Ask five different taco chefs why the humble Mexican street snack is suddenly getting so much better and you'll get five different answers. For Julian Medina of Manhattan's Toloache, it's due to a generation of Mexican-born chefs learning new culinary techniques abroad and then applying them to the flavors of their childhoods. Joel Fried, of Tacodeli, in Austin, cites sheer exhaustion with cheese-saturated Tex-Mex: "People had no idea what a rich cuisine Mexico has," he says. Joe Hargrave, of San Francisco's Tacolicious, points to the economic crash of 2008, when the already food-crazy nation began hungering for simpler pleasures. Whatever the reason, people across the country have raised their expectations of what a taco can be, and every major city now has at least one great chef combining first-rate ingredients with deep respect for Mexican tradition. And since no one's trying to fancify them beyond recognition – tacos are tacos, after all – even today's finest tortilla fillings remain well within the reach of the home cook. From classically simple stewed chicken to a modern take on sautéed shrimp, these five recipes work whether you're cooking for one or hosting a big taco night beside the grill in the backyard. (All recipes make 12 tacos.)
Poblano Rajas with Roasted Corn (Pinche Taqueria, Denver)
"My goal was to use foods strictly native to Mexico but with a modern twist," says chef Kevin Morrison of his effort to break into the saturated Denver taco scene. Pinche Taqueria's vegetarian tacos, typical of central and southern Mexico, where people can't always afford meat, have really set it apart. For his green chili tacos, Morrison tempers the intense heat of the chilies with sweet roasted corn, an ultra-Mexican addition that also happens to evoke Morrison's childhood visits to a farm in southwestern Michigan.
• 4 poblano chilies
• 2 ears of corn
• 1 can chipotle chilies in adobo
• 2 cups whipping cream
• 4 oz Cotija (or feta) cheese
• 4 oz sour cream
• 12 tortillas
Roast the poblanos. "Just set the whole peppers directly on a grill or on a burner grate of your stove, over a high flame," says Morrison. "Let them char all over, so the skin really gets black." Remove poblanos from heat, let cool, peel off charred skin. Remove stem, pith, and seeds; cut chilies into strips.

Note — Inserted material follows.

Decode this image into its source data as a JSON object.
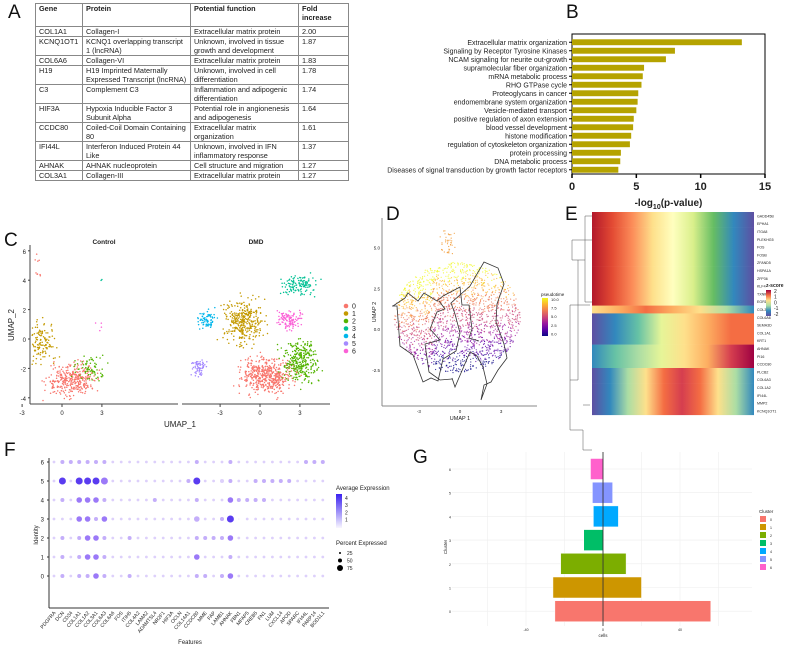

Shuck corn and set cobs directly on a medium-hot grill. Rotate until all kernels have browned. Cut kernels off cob.
Mince 2 chipotles fine, then add to a saucepan with the poblano, corn, cream, and salt and pepper. Simmer.
Crumble Cotija on top. "Sour cream or crema tones down the heat," says Morrison. "And fresh-squeezed lime brings it all together."
Taco Upgrade: Make Your Own Crema
Mexican grocers sell the tangy cream known as crema in your local taqueria, but you can easily whip some up yourself by stirring buttermilk into regular sour cream, giving it a pourable consistency.
Lime zest, lime juice, salt, or chili powder are high-impact additions.